A lesson in justice

It's a class project that's been under way for about 14 years now — and counting. But perhaps that's the lesson: The wheels of justice do move, just slowly.

Students who have taken an access-to-justice clinic at the University of Maryland School of Law over the years did much of the groundwork for a lawsuit won recently in Baltimore Circuit Court. In a decision issued last week, Judge Alfred Nance ruled that criminal defendants have a right to legal representation at hearings in which their bail is determined.


I know: You probably thought they already had that right. Anyone who has seen even one episode of any legal drama on TV knows that even if you can't afford a lawyer, you're entitled to one. That's true, but as it turns out, when it comes to legal proceedings in Maryland, that right doesn't kick in immediately.

Defendants here aren't entitled to lawyers for the first two proceedings after they're arrested — either the appearance before the court commissioner who can release them or set a bail amount, or the district judge who reviews the bail the next business day.


The upshot is that Central Booking in Baltimore gets filled with people who are too poor to make bail or hire a lawyer who might have helped get the amount reduced or even eliminated. They sit in jail for weeks, even months, awaiting a trial, which won't even happen if the charges get dismissed.

Here's my second "I know what you're thinking": Who cares? If you got arrested, you probably did something wrong, so who cares if you have to cool your heels in jail while awaiting trial?

But many of these people are charged with nonviolent or minor offenses. They're in jail not so much because they're dangerous but because they can't make bail. In the meantime, jobs are lost, rents go unpaid and, as Slate magazine said this week about some new criminology research, "poverty creates prisoners and … prisons in turn fuel poverty."

"There are so many collateral consequences," said Anne Deady, now a defense lawyer but several years ago one of the law clinic students who was surprised to find out that people were going into bail hearings without representation. "It's almost like you're punishing people before trial for not being able to afford bail."

The effort was launched by University of Maryland law professor Doug Colbert, who moved here after 12 years as a Legal Aid lawyer in New York City, where those arrested had lawyers at bail hearings. Studies have shown that you're much more likely to be released on your own recognizance or get a reduced bail if you have an attorney, Colbert said.

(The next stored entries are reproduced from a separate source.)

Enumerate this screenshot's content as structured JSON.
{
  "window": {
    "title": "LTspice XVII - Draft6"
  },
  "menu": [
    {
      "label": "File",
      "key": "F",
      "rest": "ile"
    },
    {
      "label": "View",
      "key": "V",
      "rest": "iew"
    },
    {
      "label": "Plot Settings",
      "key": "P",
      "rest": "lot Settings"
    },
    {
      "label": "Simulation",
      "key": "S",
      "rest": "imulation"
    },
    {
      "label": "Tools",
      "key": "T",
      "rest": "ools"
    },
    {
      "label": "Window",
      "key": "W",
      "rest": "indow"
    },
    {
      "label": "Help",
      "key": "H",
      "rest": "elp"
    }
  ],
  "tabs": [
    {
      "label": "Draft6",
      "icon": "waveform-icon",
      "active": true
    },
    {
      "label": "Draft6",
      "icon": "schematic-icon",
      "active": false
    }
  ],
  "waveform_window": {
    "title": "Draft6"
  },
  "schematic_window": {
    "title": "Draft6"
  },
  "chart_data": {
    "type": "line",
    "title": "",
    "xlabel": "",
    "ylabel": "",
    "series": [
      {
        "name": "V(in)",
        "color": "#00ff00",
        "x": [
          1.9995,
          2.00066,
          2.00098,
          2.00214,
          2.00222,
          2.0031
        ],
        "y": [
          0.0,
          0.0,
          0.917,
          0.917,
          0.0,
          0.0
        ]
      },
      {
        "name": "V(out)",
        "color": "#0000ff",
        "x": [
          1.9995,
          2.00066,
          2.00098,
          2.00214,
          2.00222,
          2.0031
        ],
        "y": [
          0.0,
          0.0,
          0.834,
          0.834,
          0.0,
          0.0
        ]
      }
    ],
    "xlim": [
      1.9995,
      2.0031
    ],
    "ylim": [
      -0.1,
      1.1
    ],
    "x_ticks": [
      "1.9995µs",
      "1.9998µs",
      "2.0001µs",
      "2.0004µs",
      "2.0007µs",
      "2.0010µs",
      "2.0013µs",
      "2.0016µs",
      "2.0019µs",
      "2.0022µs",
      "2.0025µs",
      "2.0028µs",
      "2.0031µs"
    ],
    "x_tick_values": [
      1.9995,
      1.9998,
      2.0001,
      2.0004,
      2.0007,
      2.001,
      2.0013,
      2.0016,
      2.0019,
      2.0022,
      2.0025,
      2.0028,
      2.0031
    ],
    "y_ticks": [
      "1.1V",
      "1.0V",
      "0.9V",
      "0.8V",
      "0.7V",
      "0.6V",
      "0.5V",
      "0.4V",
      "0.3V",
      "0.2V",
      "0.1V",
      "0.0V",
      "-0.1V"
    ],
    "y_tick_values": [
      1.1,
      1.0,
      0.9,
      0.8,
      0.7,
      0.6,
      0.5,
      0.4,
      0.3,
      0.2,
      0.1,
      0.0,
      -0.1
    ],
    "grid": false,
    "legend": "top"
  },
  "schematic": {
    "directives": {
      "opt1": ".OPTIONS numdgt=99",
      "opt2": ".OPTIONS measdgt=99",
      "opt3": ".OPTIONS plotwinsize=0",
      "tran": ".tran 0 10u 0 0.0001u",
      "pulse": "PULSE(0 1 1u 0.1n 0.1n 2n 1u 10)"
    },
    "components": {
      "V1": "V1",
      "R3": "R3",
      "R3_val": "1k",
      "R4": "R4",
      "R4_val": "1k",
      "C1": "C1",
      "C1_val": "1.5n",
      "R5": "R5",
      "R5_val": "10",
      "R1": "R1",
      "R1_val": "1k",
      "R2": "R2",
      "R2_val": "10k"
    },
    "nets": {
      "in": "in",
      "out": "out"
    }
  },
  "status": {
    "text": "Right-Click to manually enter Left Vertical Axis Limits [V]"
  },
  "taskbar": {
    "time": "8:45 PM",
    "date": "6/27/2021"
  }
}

Initially, he and his law clinic students went the legislative route, but they met with significant pushback from the bail bond industry. Then, four years ago, the students made a two-hour presentation about the problem to several partners of the Venable law firm and convinced them to help them, pro bono, file suit to get indigent defendants the right to counsel during their initial appearances.

Nance initially ruled against them. They appealed, the appellate court sent the case back to Nance, and he reversed his previous finding. Nothing changes for now because the judge stayed his order to give the state time to decide whether to appeal. Still, Colbert, the Venable lawyers and the current and former students are cheering what they call a potentially huge advance in the rights of criminal defendants.

"It is such a pleasure to see, when you're a student or a new lawyer, that you can make a difference," Deady said. "It shows me this is what we're supposed to do in this profession."


Several weeks back, for another article, I happened to sit in on some bail review hearings at Central Booking. It was immediately obvious that, lacking much information about the defendants, the safest thing to do was to set a bail high enough to keep them in jail until their cases could be sorted out. Who wants to be the guy who lets out someone who then commits a dangerous crime?

"People who just hear the words 'releasing criminals' or 'releasing the accused,' and they think of someone robbing or raping people," said third-year Maryland law student Portia Wood. "No one is saying a person who is accused of murdering someone, let him out."

Instead, she and her classmates represented people like an Iraq War veteran who remained in jail for 2 1/2 weeks because he couldn't afford a $1,000 bail on a marijuana-possession case that ultimately was dismissed. Then there was the 63-year-old man who spent nine days in jail on a charge of public urination because he couldn't come up with $100 bail.

"It's the people with the least voice and the least power in society that are really being affected," Wood said.